Alexa Log C - Workflow Options
This post is intended to be a work in progress so I'll be adding more information over time as workflows evolve. I'm intentionally leaving some of this open ended because I'd like anyone reading this who can speak to the topic to help me flesh this out. If you have something to add, please shoot me an email.
These past few months, it's been all about the Alexa. Now that there's a healthy amount of them in the rental market, they're popping up all over the place. I can't speak for other people but for me, all of the jobs that would have been RED three months ago are now Alexa. What happened?
First of all, the images are just stunning. In my opinion, for now, the Alexa is the digital option that really stands up to motion picture film. Just like color negative, there's no harsh and sudden clip in the white, instead the highlights gently and elegantly roll off. There's tons of picture information in the shadows and the noise signature looks more like pleasing film grain than crummy video gain. The color response is faithful and natural. And it's unbelievably simple to work with. Arri really has done an excellent job with this camera and commercial production has been quick to embrace it.
There's a lot of discussion out there as to the best way to work with it - Log C, Rec709, and as of a few days ago, Arri Raw. So what's to be gained by shooting in Log C over Rec709? Really the answer to that question very much depends on how much time and money is available for post production. The out of the box Rec709 video on the Alexa actually looks very good and has ample dynamic range so if there's no time/money for a grade, then the WYSIWYG video is certainly a viable option. The fact is though that Log images encoded to a high quality RGB recorder are always going to give you far more flexibility in the online suite. And now with 2k Arri Raw there's even more flexibility and more resolution than the current 1920x1080 raster. As this newest option is only now available and I haven't worked with it yet, I can't speak to it in this blog post. Instead I'll just be listing a few options for live color correction of the camera's Log C video output.
Unless you have a lot of experience with Log space, it can be difficult to evaluate exposure because there is very little contrast in these images. The nice thing about Log though is that it's a conservative format and bad exposures are actually pretty forgiving.

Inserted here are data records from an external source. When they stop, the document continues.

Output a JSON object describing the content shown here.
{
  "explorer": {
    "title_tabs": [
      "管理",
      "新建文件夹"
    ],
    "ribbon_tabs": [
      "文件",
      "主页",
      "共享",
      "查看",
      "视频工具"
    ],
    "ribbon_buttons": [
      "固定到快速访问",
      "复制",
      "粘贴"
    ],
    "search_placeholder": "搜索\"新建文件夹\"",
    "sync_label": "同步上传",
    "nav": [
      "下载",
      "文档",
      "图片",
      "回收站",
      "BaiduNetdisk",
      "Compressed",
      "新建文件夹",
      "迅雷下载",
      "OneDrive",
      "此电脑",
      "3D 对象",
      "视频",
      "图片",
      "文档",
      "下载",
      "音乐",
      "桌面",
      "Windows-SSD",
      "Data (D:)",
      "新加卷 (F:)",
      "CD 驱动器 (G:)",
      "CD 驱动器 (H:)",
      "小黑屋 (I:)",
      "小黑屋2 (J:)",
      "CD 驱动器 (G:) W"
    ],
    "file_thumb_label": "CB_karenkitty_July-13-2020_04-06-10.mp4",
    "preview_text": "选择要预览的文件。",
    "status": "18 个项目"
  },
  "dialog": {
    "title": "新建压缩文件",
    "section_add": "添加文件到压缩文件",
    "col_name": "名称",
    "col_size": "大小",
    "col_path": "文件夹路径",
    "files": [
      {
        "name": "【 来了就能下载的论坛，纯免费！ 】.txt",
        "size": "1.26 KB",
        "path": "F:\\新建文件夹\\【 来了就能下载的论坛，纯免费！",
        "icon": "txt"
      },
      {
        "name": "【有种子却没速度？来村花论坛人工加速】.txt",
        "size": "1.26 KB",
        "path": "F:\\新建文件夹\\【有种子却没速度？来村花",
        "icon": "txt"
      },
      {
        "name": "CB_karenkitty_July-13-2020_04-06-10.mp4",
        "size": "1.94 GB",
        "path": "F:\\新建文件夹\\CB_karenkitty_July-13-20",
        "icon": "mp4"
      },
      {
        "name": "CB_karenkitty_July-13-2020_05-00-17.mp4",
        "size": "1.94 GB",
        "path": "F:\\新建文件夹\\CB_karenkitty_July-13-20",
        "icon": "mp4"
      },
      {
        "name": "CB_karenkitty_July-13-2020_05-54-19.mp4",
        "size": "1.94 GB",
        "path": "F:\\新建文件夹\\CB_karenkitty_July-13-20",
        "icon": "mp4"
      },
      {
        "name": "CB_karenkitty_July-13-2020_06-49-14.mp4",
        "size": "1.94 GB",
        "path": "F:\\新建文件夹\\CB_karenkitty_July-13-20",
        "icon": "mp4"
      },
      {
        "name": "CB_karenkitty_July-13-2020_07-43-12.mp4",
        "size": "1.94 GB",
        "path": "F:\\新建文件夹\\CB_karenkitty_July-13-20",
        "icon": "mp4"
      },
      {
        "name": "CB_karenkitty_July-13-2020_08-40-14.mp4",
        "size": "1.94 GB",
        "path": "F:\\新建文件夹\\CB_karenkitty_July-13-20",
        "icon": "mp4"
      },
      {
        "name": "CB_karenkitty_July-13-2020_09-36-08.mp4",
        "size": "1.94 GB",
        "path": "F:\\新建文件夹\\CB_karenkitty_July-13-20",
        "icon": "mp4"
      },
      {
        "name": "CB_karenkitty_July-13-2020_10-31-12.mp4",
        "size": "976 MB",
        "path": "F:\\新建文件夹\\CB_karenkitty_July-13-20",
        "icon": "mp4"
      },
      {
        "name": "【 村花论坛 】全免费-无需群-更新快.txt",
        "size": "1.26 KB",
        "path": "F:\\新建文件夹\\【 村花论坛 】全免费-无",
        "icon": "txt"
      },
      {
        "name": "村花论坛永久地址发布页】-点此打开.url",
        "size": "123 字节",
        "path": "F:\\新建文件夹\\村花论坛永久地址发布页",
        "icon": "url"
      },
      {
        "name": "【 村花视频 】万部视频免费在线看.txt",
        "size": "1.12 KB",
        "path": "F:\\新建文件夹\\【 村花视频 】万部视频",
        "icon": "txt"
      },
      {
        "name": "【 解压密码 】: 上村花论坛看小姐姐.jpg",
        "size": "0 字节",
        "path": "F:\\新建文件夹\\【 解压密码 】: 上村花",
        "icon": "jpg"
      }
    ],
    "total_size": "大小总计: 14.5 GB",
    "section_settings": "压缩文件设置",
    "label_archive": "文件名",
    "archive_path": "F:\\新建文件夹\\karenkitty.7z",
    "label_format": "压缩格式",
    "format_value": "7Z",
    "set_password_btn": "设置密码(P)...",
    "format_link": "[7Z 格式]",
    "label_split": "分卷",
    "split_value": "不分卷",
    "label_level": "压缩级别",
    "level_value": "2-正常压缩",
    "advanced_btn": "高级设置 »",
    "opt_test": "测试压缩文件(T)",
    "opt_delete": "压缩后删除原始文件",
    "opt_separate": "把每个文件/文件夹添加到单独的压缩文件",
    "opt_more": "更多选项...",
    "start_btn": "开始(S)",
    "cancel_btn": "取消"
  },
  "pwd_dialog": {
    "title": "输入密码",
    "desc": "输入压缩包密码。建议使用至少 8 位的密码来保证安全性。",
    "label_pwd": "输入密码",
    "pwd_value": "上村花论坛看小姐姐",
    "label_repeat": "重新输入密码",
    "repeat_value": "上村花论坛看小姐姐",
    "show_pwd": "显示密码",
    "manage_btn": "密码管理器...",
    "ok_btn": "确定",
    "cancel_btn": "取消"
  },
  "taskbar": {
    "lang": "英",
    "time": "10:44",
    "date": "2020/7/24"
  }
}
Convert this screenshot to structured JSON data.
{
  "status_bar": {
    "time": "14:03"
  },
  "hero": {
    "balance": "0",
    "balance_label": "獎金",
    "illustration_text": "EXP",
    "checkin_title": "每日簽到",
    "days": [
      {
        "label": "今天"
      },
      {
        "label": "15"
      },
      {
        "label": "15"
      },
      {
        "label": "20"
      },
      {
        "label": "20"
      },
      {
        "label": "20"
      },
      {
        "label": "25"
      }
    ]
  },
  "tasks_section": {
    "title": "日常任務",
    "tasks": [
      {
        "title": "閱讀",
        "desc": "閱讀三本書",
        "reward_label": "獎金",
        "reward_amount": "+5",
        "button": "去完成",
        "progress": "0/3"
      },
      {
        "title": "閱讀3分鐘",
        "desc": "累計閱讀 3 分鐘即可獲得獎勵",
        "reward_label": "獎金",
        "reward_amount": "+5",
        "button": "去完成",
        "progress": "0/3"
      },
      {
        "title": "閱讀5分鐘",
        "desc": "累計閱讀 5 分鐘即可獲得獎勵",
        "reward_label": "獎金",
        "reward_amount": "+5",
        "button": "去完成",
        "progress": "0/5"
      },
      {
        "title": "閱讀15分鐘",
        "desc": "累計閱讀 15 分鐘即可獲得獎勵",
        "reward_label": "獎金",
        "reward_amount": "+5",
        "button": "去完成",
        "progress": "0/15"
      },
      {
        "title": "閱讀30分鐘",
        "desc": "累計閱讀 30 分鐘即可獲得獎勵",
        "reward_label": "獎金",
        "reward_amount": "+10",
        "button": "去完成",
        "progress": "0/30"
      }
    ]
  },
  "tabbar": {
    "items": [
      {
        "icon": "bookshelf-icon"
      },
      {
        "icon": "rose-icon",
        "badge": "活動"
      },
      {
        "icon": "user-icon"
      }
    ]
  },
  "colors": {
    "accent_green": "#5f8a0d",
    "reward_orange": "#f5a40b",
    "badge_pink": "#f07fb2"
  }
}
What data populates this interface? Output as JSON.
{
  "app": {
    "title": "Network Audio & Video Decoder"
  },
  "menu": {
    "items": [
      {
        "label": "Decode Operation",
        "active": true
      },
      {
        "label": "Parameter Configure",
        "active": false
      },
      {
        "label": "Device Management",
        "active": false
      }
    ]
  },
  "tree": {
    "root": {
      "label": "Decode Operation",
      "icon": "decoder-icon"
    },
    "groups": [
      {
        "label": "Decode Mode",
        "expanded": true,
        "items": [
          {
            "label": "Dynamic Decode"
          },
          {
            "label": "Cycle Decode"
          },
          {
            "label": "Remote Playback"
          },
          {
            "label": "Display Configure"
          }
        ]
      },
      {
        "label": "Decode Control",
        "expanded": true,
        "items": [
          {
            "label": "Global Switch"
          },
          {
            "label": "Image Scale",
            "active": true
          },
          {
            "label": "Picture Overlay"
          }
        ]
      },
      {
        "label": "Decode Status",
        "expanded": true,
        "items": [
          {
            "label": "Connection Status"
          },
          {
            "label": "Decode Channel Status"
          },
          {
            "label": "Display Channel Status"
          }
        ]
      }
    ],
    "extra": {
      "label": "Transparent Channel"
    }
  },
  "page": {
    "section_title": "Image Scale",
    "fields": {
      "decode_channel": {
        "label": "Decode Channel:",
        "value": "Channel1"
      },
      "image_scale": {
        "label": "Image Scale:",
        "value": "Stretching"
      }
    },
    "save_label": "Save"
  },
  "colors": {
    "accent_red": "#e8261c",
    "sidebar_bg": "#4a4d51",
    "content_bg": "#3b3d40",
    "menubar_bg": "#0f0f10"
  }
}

Within reason (more on that later). But you still need to ensure an overall baseline for consistency and continuity. To do this, savvy productions would use some form of viewing LUT (Lookup Table) or in other words, a color space transformation of the Log stream to non-destructively put it into a more normal range of contrast and color saturation.
I really like this simple definition of a LUT that my friend Adrian Jebef came up with -
"..a LUT (Lookup Table), in image processing, is used to transform input data into a more desirable output format. Turn X to Y. Grey to Black. Or Grey to White."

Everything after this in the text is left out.